= Epistle of Ignatius to the Magnesians =

Letter by Ignatius of Antioch

The Epistle of Ignatius to the Magnesians (often abbreviated Magnesians or Ign. Mag.) is an epistle attributed to Ignatius of Antioch, a second-century bishop of Antioch, and addressed to the church in Magnesia on the Maeander. It claims to have been written during Ignatius' transport from Antioch to his execution in Rome.

==Composition==

Magnesians is one of seven epistles attributed to Ignatius that are generally accepted as authentic. In 5th century, this collection was enlarged by spurious letters.

It is clear that Magnesians was written shortly before the martyrdom of Ignatius, but it is uncertain when precisely this martyrdom occurred. Tradition places the martyrdom of Ignatius in the reign of Trajan, who was emperor of Rome from 98 to 117 AD. While many scholars accept the traditional dating of Ignatius' martyrdom under Trajan, others have argued for a somewhat later date. Richard Pervo dated Ignatius' death to 135-140 AD, and British classicist Timothy Barnes has argued for a date some time in the 140s AD.

==Background==
The Magnesian and Trallian churches had sent their bishops, Polybius of Trallis and Damas, in company with two presbyters from Magnesia to meet Ignatius who was being held at the nearby port of Smyrna on his way to execution in Rome, and Ignatius writes his letter to thank the Magnesian church.

==Content==
The epistle calls for unity and submission in the church. Ignatius also cautions against "false doctrines." In particular, he warns the magnesian community about judaizing practices among Christians:

Be not deceived with strange doctrines, nor with old fables, which are unprofitable. For if we still live according to the Jewish law, we acknowledge that we have not received grace.
— Ign. Mag. Chapter 8

Ignatius' letter to the Magnesians is often cited in support of the idea that Christians should observe the Lord's Day every Sunday, rather than the Jewish Sabbath on Saturdays. The text is often translated as:

If, therefore, those who were brought up in the ancient order of things have come to the possession of a new hope, no longer observing the Sabbath, but living in the observance of the Lord's Day, on which also our life has sprung up again by Him and by His death... (emphasis added)
— Ign. Mag. Chapter 9

However, the text does not contain the word "day" [emera] but "life" or "living" [zontes] and can also be translated as "no longer Sabbatizing [observing the Sabbath in a judaizing way] but living according to Lord's way." Jesus indeed kept the Sabbath but rejected rabbinic regulations (See Mark 2:23-28 where Jesus calls himself "Lord of the Sabbath").

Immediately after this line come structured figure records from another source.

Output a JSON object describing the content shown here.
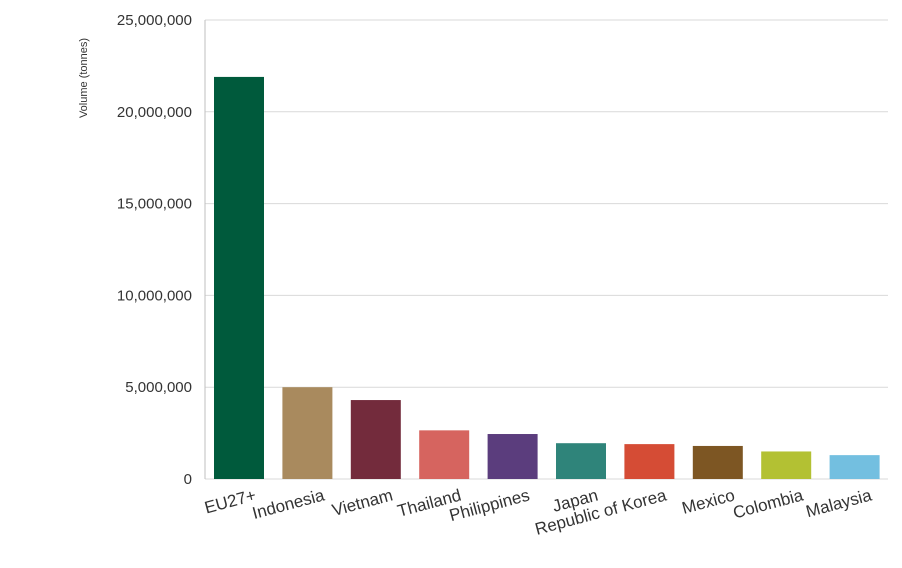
{
  "chart_data": {
    "type": "bar",
    "ylabel": "Volume (tonnes)",
    "xlabel": "",
    "ylim": [
      0,
      25000000
    ],
    "yticks": [
      "0",
      "5,000,000",
      "10,000,000",
      "15,000,000",
      "20,000,000",
      "25,000,000"
    ],
    "grid": true,
    "categories": [
      "EU27+",
      "Indonesia",
      "Vietnam",
      "Thailand",
      "Philippines",
      "Japan",
      "Republic of Korea",
      "Mexico",
      "Colombia",
      "Malaysia"
    ],
    "values": [
      21900000,
      5000000,
      4300000,
      2650000,
      2450000,
      1950000,
      1900000,
      1800000,
      1500000,
      1300000
    ],
    "colors": [
      "#005a3c",
      "#a98a5e",
      "#732b3c",
      "#d6645f",
      "#5b3d7d",
      "#2f847a",
      "#d54c35",
      "#7d5623",
      "#b3c133",
      "#73bfe0"
    ]
  }
}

Even though that's the case, various other documents can be used to contradict this interpretation. For example, the Didache highlights the Lord's Day as the day that Christians ought to gather and break bread. It's also worth noting that Justin Martyr's Dialogue with Trypho, a document only about 50 years older than Ignatius' letter, in the contrary uses very specific wording when referring to the Sabbath (μήτε σάββατα ἐφύλαξαν)

For if there was no need of circumcision before Abraham, or of the observance of Sabbaths, of feasts and sacrifices, before Moses; no more need is there of them now, after that, according to the will of God, Jesus Christ the Son of God has been born without sin, of a virgin sprung from the stock of Abraham.